PESHAWAR: STEMvese, a Pakistani educational institution teaching robotics and Science, Technology, Engineering and Mathematics (STEM) education to children, hopes to promote inclusive and non-traditional learning across classrooms in the Middle East region with the help of Palestinian company Mufakker, the institution’s founder said this week.
Headquartered in the northwestern city of Peshawar, STEMverse says it has trained more than 2,500 students in robotics and STEM education. The institution says it has partnered with over ten schools in Pakistan so far to promote STEM education in the country.
Mufakker, meanwhile, is a Palestinian company that specializes in the design and production of educational tools tailored to the abilities and needs of children with autism, Down syndrome and learning difficulties.
STEMverse founder and CEO Mashaal Jawad met Mufakker founder Maali Diab at the GITEX Global 2025 event held in Dubai last month. Both companies inked a memorandum of understanding to exchange expertise in robotics and STEM education to promote non-traditional learning in classrooms.
“The hope is for both companies to expand into these regions,” Jawad told Arab News on Friday, “If their (Muffaker’s) expertise is in the language department, I’d be more than happy to have their games being used here to teach us things like Urdu or English, even regional languages like Pashto, Sindhi and Punjabi.”
STEMverse, on the other hand, hopes to expand into these regions and help people who have autism, Down syndrome and other learning difficulties get access to STEM education, Jawad said.
Jawad pointed out that Mufakker specializes in creating educational games for people with learning disabilities because “the traditional classroom is not well equipped for them.”
“I’m partnering with them to actually bring that sort of technology and that sort of input into our classrooms here,” the STEMverse CEO added.
The collaboration will blend Muffaker’s language-based learning tools with STEMverse’s technical and engineering content, Jawad said.
“We’re working on making content that can be transformed into games that will benefit them from learning STEM and technical education all through games as well,” she pointed out.
Jawad said she generated several leads at GITEX Global 2025, helping her promote STEM education in the Middle East region.
“I’m now in talks with multiple schools in Dubai and Saudi Arabia who are particularly interested in having our content run in their schools,” she said.
‘COMPLETELY NEW THING’
STEMverse works through three models. In the first model, it partners with schools and teaches STEM as a formal subject like other curriculums.
“What we have is a year-long curriculum that our trainers and my engineers go into schools and they teach all of this through hands-on robotic kits, virtual tools and 3D printers,” she explained.
The second model brings children to STEMverse campuses for after school programs that focus on hands-on innovation. Besides Peshawar, the institute has a campus in Islamabad.

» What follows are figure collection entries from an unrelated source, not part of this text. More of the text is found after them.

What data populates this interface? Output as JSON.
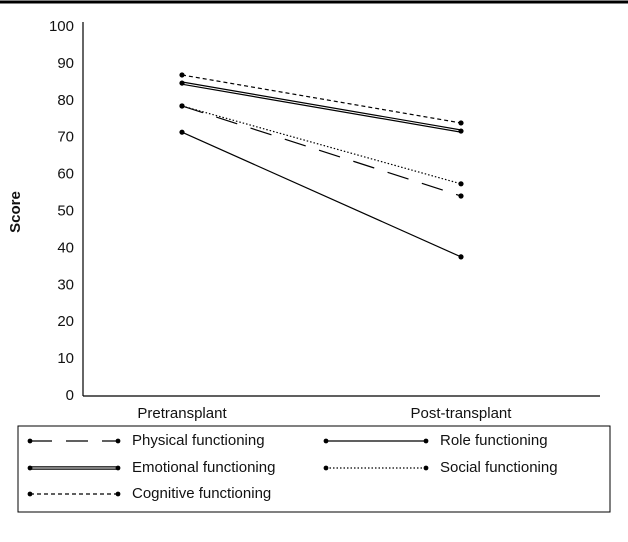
{
  "chart_data": {
    "type": "line",
    "ylabel": "Score",
    "categories": [
      "Pretransplant",
      "Post-transplant"
    ],
    "ylim": [
      0,
      100
    ],
    "yticks": [
      0,
      10,
      20,
      30,
      40,
      50,
      60,
      70,
      80,
      90,
      100
    ],
    "series": [
      {
        "name": "Physical functioning",
        "color": "#000000",
        "style": "long-dashed",
        "values": [
          78.6,
          54.2
        ]
      },
      {
        "name": "Role functioning",
        "color": "#000000",
        "style": "solid",
        "values": [
          71.5,
          37.7
        ]
      },
      {
        "name": "Emotional functioning",
        "color": "#000000",
        "style": "double",
        "values": [
          84.8,
          71.8
        ]
      },
      {
        "name": "Social functioning",
        "color": "#000000",
        "style": "dotted",
        "values": [
          78.6,
          57.5
        ]
      },
      {
        "name": "Cognitive functioning",
        "color": "#000000",
        "style": "short-dashed",
        "values": [
          87,
          74
        ]
      }
    ],
    "legend": "bottom"
  }
}
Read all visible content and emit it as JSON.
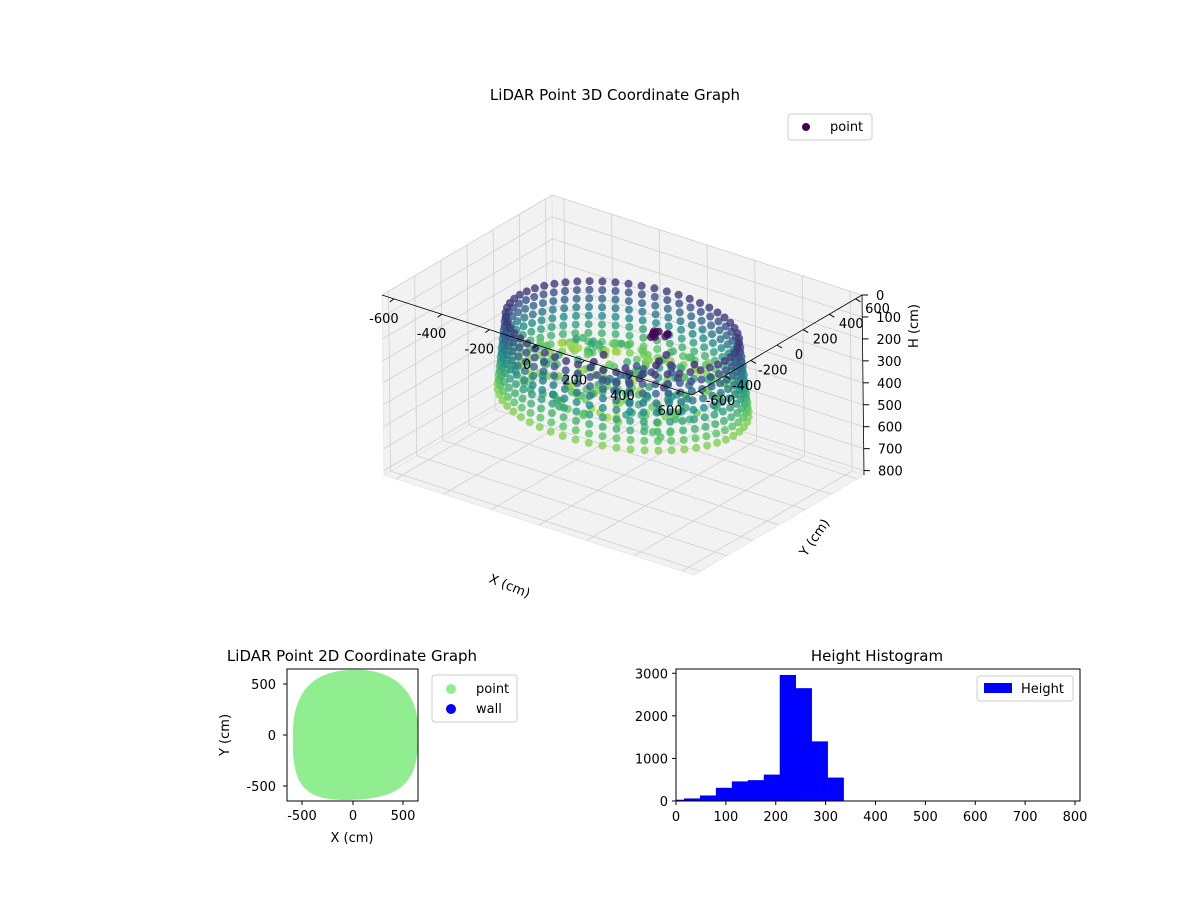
{
  "colors": {
    "viridis": [
      "#440154",
      "#3b528b",
      "#21918c",
      "#5ec962",
      "#fde725"
    ],
    "scatter2d_point": "#90ee90",
    "scatter2d_wall": "#0000ff",
    "hist_bar": "#0000ff",
    "pane": "#f2f2f2",
    "grid": "#d0d0d0"
  },
  "chart_data": [
    {
      "type": "scatter",
      "projection": "3d",
      "title": "LiDAR Point 3D Coordinate Graph",
      "xlabel": "X (cm)",
      "ylabel": "Y (cm)",
      "zlabel": "H (cm)",
      "xlim": [
        -650,
        650
      ],
      "ylim": [
        -650,
        650
      ],
      "zlim": [
        0,
        820
      ],
      "z_inverted": true,
      "xticks": [
        "-600",
        "-400",
        "-200",
        "0",
        "200",
        "400",
        "600"
      ],
      "yticks": [
        "-600",
        "-400",
        "-200",
        "0",
        "200",
        "400",
        "600"
      ],
      "zticks": [
        "0",
        "100",
        "200",
        "300",
        "400",
        "500",
        "600",
        "700",
        "800"
      ],
      "legend": [
        "point"
      ],
      "legend_loc": "upper right",
      "colormap": "viridis",
      "grid": true,
      "shape": "ring of vertical scan columns around a bowl-shaped floor",
      "ring_radius_cm": 450,
      "ring_height_range_cm": [
        150,
        480
      ],
      "floor_height_range_cm": [
        280,
        380
      ]
    },
    {
      "type": "scatter",
      "title": "LiDAR Point 2D Coordinate Graph",
      "xlabel": "X (cm)",
      "ylabel": "Y (cm)",
      "xlim": [
        -650,
        650
      ],
      "ylim": [
        -650,
        650
      ],
      "xticks": [
        "-500",
        "0",
        "500"
      ],
      "yticks": [
        "-500",
        "0",
        "500"
      ],
      "series": [
        {
          "name": "point",
          "color": "#90ee90",
          "shape": "filled disc",
          "extent_cm": [
            -600,
            650,
            -640,
            650
          ]
        },
        {
          "name": "wall",
          "color": "#0000ff",
          "points": []
        }
      ],
      "legend_loc": "outside right"
    },
    {
      "type": "bar",
      "subtype": "histogram",
      "title": "Height Histogram",
      "xlim": [
        0,
        810
      ],
      "ylim": [
        0,
        3100
      ],
      "xticks": [
        "0",
        "100",
        "200",
        "300",
        "400",
        "500",
        "600",
        "700",
        "800"
      ],
      "yticks": [
        "0",
        "1000",
        "2000",
        "3000"
      ],
      "series": [
        {
          "name": "Height",
          "color": "#0000ff"
        }
      ],
      "bin_edges": [
        0,
        16,
        32,
        48,
        64,
        80,
        96,
        112,
        128,
        144,
        160,
        176,
        192,
        208,
        224,
        240,
        256,
        272,
        288,
        304,
        320,
        336,
        352,
        368,
        384,
        400
      ],
      "values": [
        30,
        60,
        60,
        130,
        130,
        310,
        310,
        460,
        460,
        490,
        490,
        620,
        620,
        2960,
        2960,
        2650,
        2650,
        1400,
        1400,
        550,
        550,
        0,
        0,
        0,
        0
      ],
      "legend_loc": "upper right"
    }
  ]
}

She said children at these campuses, some of them as old as eight, are building products for people to buy. One student is currently building an automatic beverage machine that combines tea and coffee, Jawad said.

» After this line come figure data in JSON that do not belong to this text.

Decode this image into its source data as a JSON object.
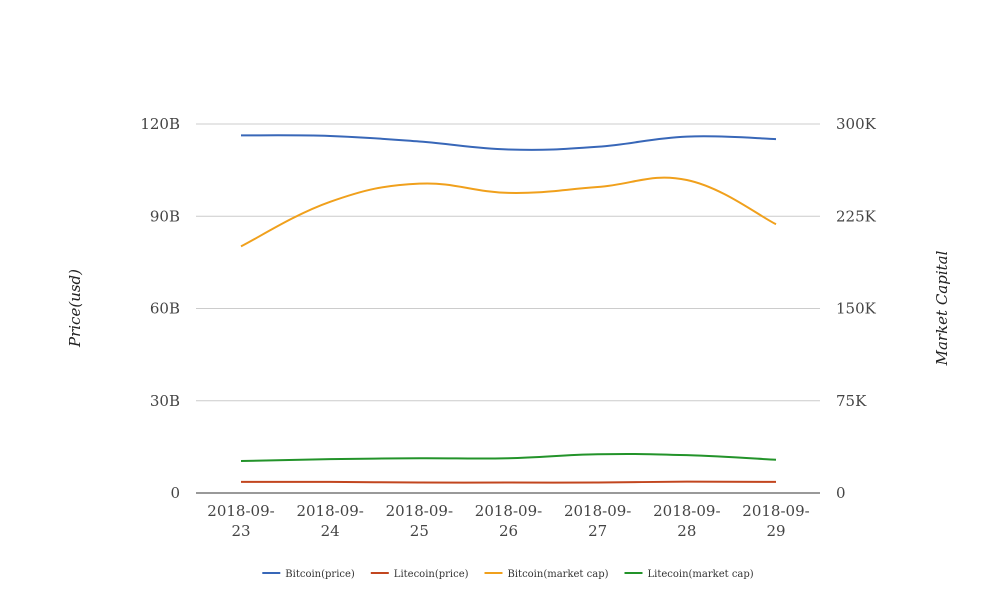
{
  "chart_data": {
    "type": "line",
    "title": "",
    "xlabel": "",
    "ylabel": "Price(usd)",
    "y2label": "Market Capital",
    "categories": [
      "2018-09-23",
      "2018-09-24",
      "2018-09-25",
      "2018-09-26",
      "2018-09-27",
      "2018-09-28",
      "2018-09-29"
    ],
    "category_lines": [
      [
        "2018-09-",
        "23"
      ],
      [
        "2018-09-",
        "24"
      ],
      [
        "2018-09-",
        "25"
      ],
      [
        "2018-09-",
        "26"
      ],
      [
        "2018-09-",
        "27"
      ],
      [
        "2018-09-",
        "28"
      ],
      [
        "2018-09-",
        "29"
      ]
    ],
    "ylim": [
      0,
      120
    ],
    "y2lim": [
      0,
      300
    ],
    "yticks": [
      0,
      30,
      60,
      90,
      120
    ],
    "ytick_labels": [
      "0",
      "30B",
      "60B",
      "90B",
      "120B"
    ],
    "y2ticks": [
      0,
      75,
      150,
      225,
      300
    ],
    "y2tick_labels": [
      "0",
      "75K",
      "150K",
      "225K",
      "300K"
    ],
    "grid": true,
    "smooth": true,
    "legend_position": "bottom-center",
    "series": [
      {
        "name": "Bitcoin(price)",
        "color": "#3867b8",
        "axis": "left",
        "values": [
          116.3,
          116.1,
          114.3,
          111.7,
          112.6,
          115.9,
          115.1
        ]
      },
      {
        "name": "Litecoin(price)",
        "color": "#c2461f",
        "axis": "left",
        "values": [
          3.6,
          3.6,
          3.4,
          3.4,
          3.4,
          3.7,
          3.6
        ]
      },
      {
        "name": "Bitcoin(market cap)",
        "color": "#f0a01c",
        "axis": "left",
        "values": [
          80.2,
          94.7,
          100.6,
          97.6,
          99.5,
          101.8,
          87.4
        ]
      },
      {
        "name": "Litecoin(market cap)",
        "color": "#23932a",
        "axis": "left",
        "values": [
          10.4,
          11.0,
          11.3,
          11.3,
          12.6,
          12.3,
          10.8
        ]
      }
    ]
  }
}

The third model aims to reach underserved areas by developing a gamified mobile app that teaches robotics, AI, 3D modelling and more.
“It’s harder for us to reach these underserved areas but most people have smartphones,” Jawad said. “So what we’ve done is we’ve gamified STEM.”
Maheen Arshad, who has graduated in Industrial Engineering, works with STEMverse as a science communicator. According to her, STEM education is popular among children.
“The children are obviously really excited because it’s a completely new thing to them and parents also love it,” she said.
“It takes a bit of time for them to adjust to this new concept of STEM education, but once they see the results and the projects that the children made themselves, they’re quite ecstatic about it.”
Musa Mustafa, 11, is a student of the Edex School in Peshawar and has been enrolled in one of the STEMverse’s programs, called ‘Maker’s Club.’ He has been building a robot for the past three months that will help carry food, water or any other object.
Once finished, users will be able to control the robot via an application on their laptops or phones, Mustafa said.
“I wanted to help my grandparents since they can’t move that much,” Mustafa said. “So I made this robot.”